PatternCompleter is created by MemoryHub during multi-layer wiring and connected to MemoryAgent via set_pattern_completion_fn(completer.complete). During the FORMING stage of memory formation, MemoryAgent calls the completion function to get predictions before the agent commits to a decision.

Episodic Predictions

From full EpisodicMemory records: uses decision.confidence, action.tool_name, outcome.success, and decision.intent for goal.

Compressed Predictions

From CompressedMemory records: uses the compressed fields directly. Confidence defaults to 0.3 (less certain than full episodic recall).

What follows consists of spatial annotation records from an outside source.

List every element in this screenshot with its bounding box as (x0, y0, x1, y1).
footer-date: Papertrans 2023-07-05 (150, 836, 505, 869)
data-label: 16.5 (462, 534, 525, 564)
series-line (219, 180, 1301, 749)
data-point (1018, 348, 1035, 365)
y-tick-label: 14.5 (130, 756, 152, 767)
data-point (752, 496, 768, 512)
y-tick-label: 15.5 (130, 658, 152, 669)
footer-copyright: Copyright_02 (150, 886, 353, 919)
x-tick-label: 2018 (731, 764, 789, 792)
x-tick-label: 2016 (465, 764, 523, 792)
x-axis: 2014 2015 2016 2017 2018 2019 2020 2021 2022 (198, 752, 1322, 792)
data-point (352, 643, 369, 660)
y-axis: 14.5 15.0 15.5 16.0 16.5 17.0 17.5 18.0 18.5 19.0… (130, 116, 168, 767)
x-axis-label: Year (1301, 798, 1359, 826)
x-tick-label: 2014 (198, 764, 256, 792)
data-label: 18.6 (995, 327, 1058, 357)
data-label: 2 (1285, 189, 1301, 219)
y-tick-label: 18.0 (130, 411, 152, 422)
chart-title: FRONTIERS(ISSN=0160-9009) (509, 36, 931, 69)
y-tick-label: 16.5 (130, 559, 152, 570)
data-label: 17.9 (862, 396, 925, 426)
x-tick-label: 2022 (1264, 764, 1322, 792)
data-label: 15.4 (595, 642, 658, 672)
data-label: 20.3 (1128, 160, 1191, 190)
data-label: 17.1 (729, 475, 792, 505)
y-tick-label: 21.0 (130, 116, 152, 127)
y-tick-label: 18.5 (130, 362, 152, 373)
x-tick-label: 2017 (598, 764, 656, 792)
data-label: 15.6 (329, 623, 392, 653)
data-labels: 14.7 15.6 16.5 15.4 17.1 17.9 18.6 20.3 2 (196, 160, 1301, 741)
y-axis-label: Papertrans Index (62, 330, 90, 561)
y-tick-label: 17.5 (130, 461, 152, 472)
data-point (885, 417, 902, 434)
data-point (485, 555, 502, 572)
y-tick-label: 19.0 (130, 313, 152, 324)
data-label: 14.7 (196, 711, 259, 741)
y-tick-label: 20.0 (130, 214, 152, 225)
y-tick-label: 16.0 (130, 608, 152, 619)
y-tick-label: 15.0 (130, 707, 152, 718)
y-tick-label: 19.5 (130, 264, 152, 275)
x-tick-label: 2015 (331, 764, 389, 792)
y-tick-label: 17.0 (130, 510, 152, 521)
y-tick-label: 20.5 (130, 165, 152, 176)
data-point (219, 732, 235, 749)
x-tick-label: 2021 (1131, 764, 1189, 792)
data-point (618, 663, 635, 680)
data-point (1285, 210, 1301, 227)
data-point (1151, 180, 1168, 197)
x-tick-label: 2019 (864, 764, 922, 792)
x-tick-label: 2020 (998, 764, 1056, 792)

Knowledge in the Agent Loop

The point of all this is to make the agent smarter. Knowledge flows into the LLM's reasoning context via two channels in StructuredContext:

knowledge_context

Merged ATL concepts + AG patterns via cross-layer spreading activation. Broad, session-level knowledge.

Ranked by relevance, capped at 8 entries.

concept_context

Live concept context from ConceptContextBuilder. Percept-specific: only concepts matching current objects/people/goal.

Includes relationships, AG stats, budget-bounded grounding.

What the LLM Sees # knowledge_context (broad semantic + statistical knowledge) - "coffee_mug" (object, confidence=0.87): A ceramic container typically found in kitchens. Relationships: IS_A container, PROPERTY_OF kitchen_area - "stat:tool:navigate:success" (math:PATTERN, confidence=0.73): Navigate tool showing declining success rate (R²=0.73, slope=-0.02/day). # concept_context (percept-specific, with AG enrichment) - "mug" (object, confidence=0.87, 12 episodes): Relationships: IS_A container, RELATED_TO kitchen Stats: salience mean=0.78, success_rate=0.92 # pattern_predictions (from PatternCompleter, during FORMING) - Predicted: tool=grasp, success=True, confidence=0.9 Math: mug_salience mean=0.78, std=0.12

Together, these channels give the LLM a unified "what do I know about what I'm seeing?" view: broad knowledge context for general reasoning, live concept context for what's currently perceived, and pattern predictions for what's likely to happen next.